Brian Howard Clough on the 20th of September 2004 at the age of 69, he was an English football player and manager.

Born at 11 Valley Road on the 21st of March 1935, an interwar council house in Grove Hill, Middlesbrough, Yorkshire Brian Clough was the sixth of nine children of a local sweet shop worker, later sugar boiler and then manager.

The eldest, Elizabeth, died in 1927 of septicaemia at the age of four. When talking of his childhood he said he “adored it in all its aspects.

If anyone should be grateful for their upbringing, for their mam and dad, I’m that person. I was the kid who came from a little part of paradise.” On his upbringing in Middlesbrough, Clough claimed that it was not the most well-appointed place in the world, “But to me it was heaven”.

In 1965, Clough took the manager’s job at Fourth Division Hartlepools United and appointed Peter Taylor as his assistant, the start of an enduring partnership that would bring them success at numerous clubs over the next two decades.

In 1967 the duo moved on to Second Division Derby County. In 1968–69, Derby were promoted as Second Division champions. Three years later, Derby were crowned champions of England for the first time in the club’s history.

In 1973 they reached the semi-finals of the European Cup. However, by this point Clough’s relationship with chairman Sam Longson had deteriorated, and he and Taylor resigned.

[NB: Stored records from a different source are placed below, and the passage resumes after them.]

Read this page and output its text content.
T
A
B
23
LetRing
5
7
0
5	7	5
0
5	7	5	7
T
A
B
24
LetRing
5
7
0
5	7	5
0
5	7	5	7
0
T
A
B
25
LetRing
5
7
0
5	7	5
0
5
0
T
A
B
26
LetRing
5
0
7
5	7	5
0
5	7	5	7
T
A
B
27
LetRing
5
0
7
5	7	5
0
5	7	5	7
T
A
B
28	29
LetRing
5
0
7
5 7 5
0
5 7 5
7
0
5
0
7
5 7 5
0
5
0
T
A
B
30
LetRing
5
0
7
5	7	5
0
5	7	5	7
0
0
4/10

In July 1974, Clough (by now a tabloid regular dubbed “Cloughie”) left Brighton to manage Leeds United, a First Division team left leaderless after the legendary Don Revie left the club to manage the England national team.

Clough’s decision to go to Leeds went against the wishes of his longtime assistant Peter Taylor, and ultimately Taylor did not follow Clough to his new post. In the past, Clough had been exceedingly critical of both Don Revie and the direct and physical style of play he had instilled at Leeds.

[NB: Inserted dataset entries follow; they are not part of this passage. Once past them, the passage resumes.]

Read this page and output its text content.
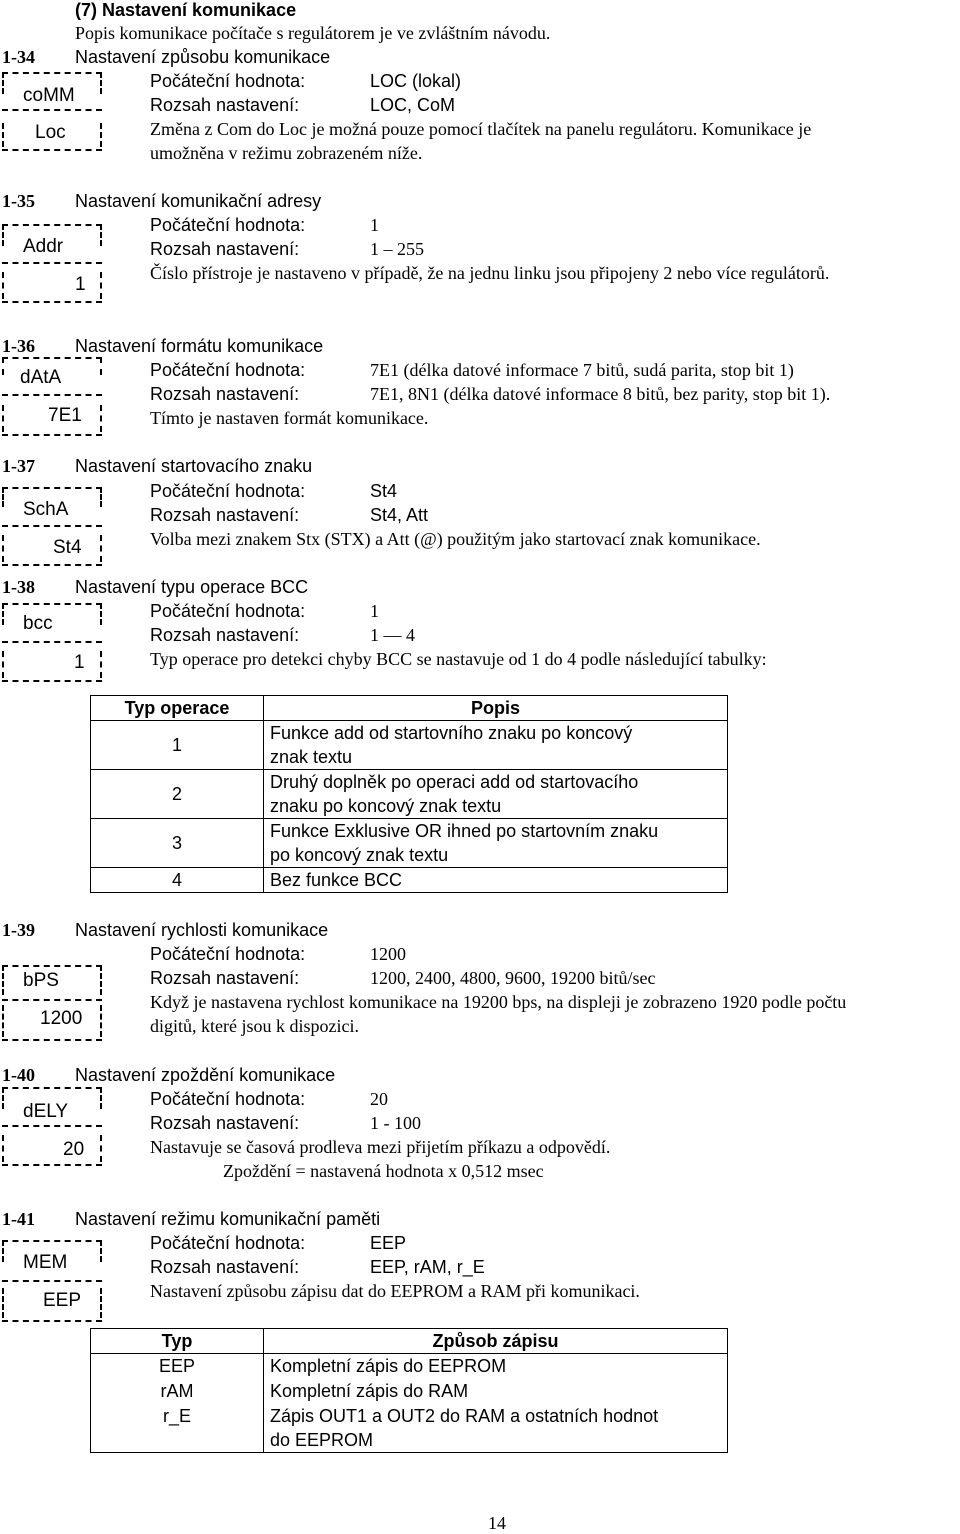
(7) Nastavení komunikace
Popis komunikace počítače s regulátorem je ve zvláštním návodu.
1-34 Nastavení způsobu komunikace
coMM
Loc
Počáteční hodnota:	LOC (lokal)
Rozsah nastavení:	LOC, CoM
Změna z Com do Loc je možná pouze pomocí tlačítek na panelu regulátoru. Komunikace je
umožněna v režimu zobrazeném níže.
1-35 Nastavení komunikační adresy
Addr
1
Počáteční hodnota:	1
Rozsah nastavení:	1 – 255
Číslo přístroje je nastaveno v případě, že na jednu linku jsou připojeny 2 nebo více regulátorů.
1-36 Nastavení formátu komunikace
dAtA
7E1
Počáteční hodnota:	7E1 (délka datové informace 7 bitů, sudá parita, stop bit 1)
Rozsah nastavení:	7E1, 8N1 (délka datové informace 8 bitů, bez parity, stop bit 1).
Tímto je nastaven formát komunikace.
1-37 Nastavení startovacího znaku
SchA
St4
Počáteční hodnota:	St4
Rozsah nastavení:	St4, Att
Volba mezi znakem Stx (STX) a Att (@) použitým jako startovací znak komunikace.
1-38 Nastavení typu operace BCC
bcc
1
Počáteční hodnota:	1
Rozsah nastavení:	1 — 4
Typ operace pro detekci chyby BCC se nastavuje od 1 do 4 podle následující tabulky:
Typ operace	Popis
1	Funkce add od startovního znaku po koncový
znak textu

2	Druhý doplněk po operaci add od startovacího
znaku po koncový znak textu

3	Funkce Exklusive OR ihned po startovním znaku
po koncový znak textu

4	Bez funkce BCC
1-39 Nastavení rychlosti komunikace
bPS
1200
Počáteční hodnota:	1200
Rozsah nastavení:	1200, 2400, 4800, 9600, 19200 bitů/sec
Když je nastavena rychlost komunikace na 19200 bps, na displeji je zobrazeno 1920 podle počtu
digitů, které jsou k dispozici.
1-40 Nastavení zpoždění komunikace
dELY
20
Počáteční hodnota:	20
Rozsah nastavení:	1 - 100
Nastavuje se časová prodleva mezi přijetím příkazu a odpovědí.
Zpoždění = nastavená hodnota x 0,512 msec
1-41 Nastavení režimu komunikační paměti
MEM
EEP
Počáteční hodnota:	EEP
Rozsah nastavení:	EEP, rAM, r_E
Nastavení způsobu zápisu dat do EEPROM a RAM při komunikaci.
Typ	Způsob zápisu
EEP	Kompletní zápis do EEPROM
rAM	Kompletní zápis do RAM
r_E	Zápis OUT1 a OUT2 do RAM a ostatních hodnot
do EEPROM
14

This had proved hugely successful but Clough blasted the style as unsportsmanlike. During the first meeting with his new team, Clough was reported to have said, “You can all throw your medals in the bin because they were not won fairly.”

After 44 days of near-constant clashes with players and directors, and an unimpressive record of just one win out of six games played, Clough resigned as Leeds’ manager and walked away from the job with a handsome payout.

It was perhaps fitting that a movie made decades later about the Clough’s stint at Leeds was called The Damned United.

In the 1978–79 season, Clough signed the 24-year-old Birmingham City striker Trevor Francis, Britain’s first £1 million footballer.

Forest missed out on the league title, finishing as runners-up to Liverpool, but made amends by retaining the League Cup with a 3–2 victory over Southampton and reaching the European Cup final (knocking out defending champions Liverpool en route), which they won 1–0 against Malmö FF, with Francis scoring the winner.

A year later, Clough guided Forest to a second successive European Cup success, this time beating Hamburger SV 1–0, and a third successive League Cup final, though they were defeated by Wolverhampton Wanderers 1–0.